"Bildungs- und Gesundheitsprogramm UNRWA - Gaza und Westjordanland" Phase III
Die israelisch-arabischen Kriege seit 1948 haben massive Fluchtbewegungen der Palästinenser verursacht. Rund 2,2 Millionen Menschen und damit fast die Hälfte der in den Palästinensischen Gebieten lebenden Menschen sind Flüchtlinge. Etwa ein Drittel von ihnen lebt in Flüchtlingslagern in Gaza und im Westjordanland. Die wiederholten Eskalationen der Gewalt beeinträchtigen erheblich den dortigen Zugang zu medizinischer Versorgung und Schulbildung palästinensischer Flüchtlinge. Durch die Ausbreitung des Coronavirus Anfang 2020 stößt das bereits zuvor strukturell überlastete Gesundheitssystem an seine Grenzen, insbesondere im Gazastreifen.
Ziel des Vorhabens ist es, den Zugang palästinensischer Flüchtlinge zur medizinischen Basisversorgung und Schulbildung im Kontext der Corona-Krise aufrechtzuerhalten. Damit soll ein Beitrag dazu geleistet werden, die persönlichen und wirtschaftlichen Entwicklungschancen palästinensischer Flüchtlinge in Gaza und im Westjordanland zu verbessern.

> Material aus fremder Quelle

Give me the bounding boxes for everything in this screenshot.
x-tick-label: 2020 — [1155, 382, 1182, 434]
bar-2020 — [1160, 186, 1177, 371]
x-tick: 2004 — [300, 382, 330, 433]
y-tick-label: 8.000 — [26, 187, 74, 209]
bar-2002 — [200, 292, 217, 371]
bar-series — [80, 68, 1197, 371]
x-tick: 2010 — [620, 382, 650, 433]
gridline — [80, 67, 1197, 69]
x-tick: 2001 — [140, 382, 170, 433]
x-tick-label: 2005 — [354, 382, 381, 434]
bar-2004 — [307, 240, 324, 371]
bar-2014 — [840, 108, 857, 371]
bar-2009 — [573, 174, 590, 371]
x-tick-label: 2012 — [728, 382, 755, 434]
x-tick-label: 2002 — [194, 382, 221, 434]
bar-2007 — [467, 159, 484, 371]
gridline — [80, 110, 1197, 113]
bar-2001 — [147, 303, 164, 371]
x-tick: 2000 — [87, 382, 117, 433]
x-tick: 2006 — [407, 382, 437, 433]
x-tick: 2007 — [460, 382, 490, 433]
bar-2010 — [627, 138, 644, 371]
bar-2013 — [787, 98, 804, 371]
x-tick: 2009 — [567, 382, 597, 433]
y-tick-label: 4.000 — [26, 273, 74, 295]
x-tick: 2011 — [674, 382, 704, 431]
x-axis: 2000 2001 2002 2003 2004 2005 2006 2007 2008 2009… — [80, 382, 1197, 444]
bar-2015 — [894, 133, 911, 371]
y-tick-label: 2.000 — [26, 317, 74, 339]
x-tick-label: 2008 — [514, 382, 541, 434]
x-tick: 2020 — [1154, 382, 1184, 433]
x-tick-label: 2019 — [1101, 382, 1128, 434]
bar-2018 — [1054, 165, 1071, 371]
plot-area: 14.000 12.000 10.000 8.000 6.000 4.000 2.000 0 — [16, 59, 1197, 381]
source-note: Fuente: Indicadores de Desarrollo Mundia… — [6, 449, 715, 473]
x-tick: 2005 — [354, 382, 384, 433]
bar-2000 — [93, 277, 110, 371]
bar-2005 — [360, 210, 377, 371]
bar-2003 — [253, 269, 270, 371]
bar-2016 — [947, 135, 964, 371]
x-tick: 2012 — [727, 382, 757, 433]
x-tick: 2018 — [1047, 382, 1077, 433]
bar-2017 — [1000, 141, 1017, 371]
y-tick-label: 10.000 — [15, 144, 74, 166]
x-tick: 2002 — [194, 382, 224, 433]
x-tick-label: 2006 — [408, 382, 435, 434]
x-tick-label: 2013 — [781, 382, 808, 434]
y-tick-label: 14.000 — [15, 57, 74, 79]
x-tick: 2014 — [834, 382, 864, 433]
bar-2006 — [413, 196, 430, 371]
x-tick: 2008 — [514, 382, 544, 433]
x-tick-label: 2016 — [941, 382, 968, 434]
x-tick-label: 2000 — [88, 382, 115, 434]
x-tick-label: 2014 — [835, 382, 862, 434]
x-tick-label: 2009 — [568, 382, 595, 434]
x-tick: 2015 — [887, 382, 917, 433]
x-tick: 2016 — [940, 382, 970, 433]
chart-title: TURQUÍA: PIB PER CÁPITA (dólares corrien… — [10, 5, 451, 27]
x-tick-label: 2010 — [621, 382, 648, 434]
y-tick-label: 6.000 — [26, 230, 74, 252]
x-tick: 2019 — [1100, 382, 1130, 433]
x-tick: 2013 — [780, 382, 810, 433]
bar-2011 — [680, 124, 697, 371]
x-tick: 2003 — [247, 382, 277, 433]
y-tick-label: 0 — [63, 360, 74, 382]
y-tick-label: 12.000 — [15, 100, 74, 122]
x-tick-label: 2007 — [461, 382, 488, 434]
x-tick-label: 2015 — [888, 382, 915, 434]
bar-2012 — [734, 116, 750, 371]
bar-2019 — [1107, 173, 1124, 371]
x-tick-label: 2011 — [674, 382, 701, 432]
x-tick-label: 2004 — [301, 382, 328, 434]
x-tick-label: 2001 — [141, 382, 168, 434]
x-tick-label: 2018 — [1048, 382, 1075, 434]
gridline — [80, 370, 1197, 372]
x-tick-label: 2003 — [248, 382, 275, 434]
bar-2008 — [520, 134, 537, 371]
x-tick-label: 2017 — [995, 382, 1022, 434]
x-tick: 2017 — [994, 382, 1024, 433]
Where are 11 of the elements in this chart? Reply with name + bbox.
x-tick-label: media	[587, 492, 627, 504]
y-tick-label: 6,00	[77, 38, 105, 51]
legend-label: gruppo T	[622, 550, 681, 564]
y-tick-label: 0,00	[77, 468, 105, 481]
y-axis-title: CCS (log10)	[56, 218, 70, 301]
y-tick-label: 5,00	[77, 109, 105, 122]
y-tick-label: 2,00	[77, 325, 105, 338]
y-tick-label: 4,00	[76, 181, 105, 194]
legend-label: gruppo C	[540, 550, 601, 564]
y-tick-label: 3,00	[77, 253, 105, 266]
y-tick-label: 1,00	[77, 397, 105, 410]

Die FZ-Maßnahme trägt zur Stabilität in den Flüchtlingslagern bei, indem sie UNRWA bei der Deckung ihres Finanzierungsbedarfes für den Bereich Gesundheit und Bildung im Kontext der Corona-Krise unterstützt. Hierzu wird Gesundheits- und Bildungspersonal von UNRWA in Gaza und im Westjordanland finanziert. Im Zuge der Corona-bedingten Schließung aller Schulen hat UNRWA auf die sog. Notfallschule ("Education in Emergency") umgestellt, welche bereits in vorherigen Krisen wie dem Syrien- und Gazakonflikt umgesetzt wurde. Sie umfasst die Fortführung von Unterrichtseinheiten über Fernlernmöglichkeiten. Alle Gesundheitszentren wurden entsprechend des WHO Regelwerks umorganisiert, um Patienten mit respirativen Symptomen schnell zu identifizieren und zu isolieren sowie die nötigen Hygiene- und Distanzregelungen umzusetzen. Alle Gesundheitszentren nutzen zudem telemedizinische Möglichkeiten zur Beratung von Patienten.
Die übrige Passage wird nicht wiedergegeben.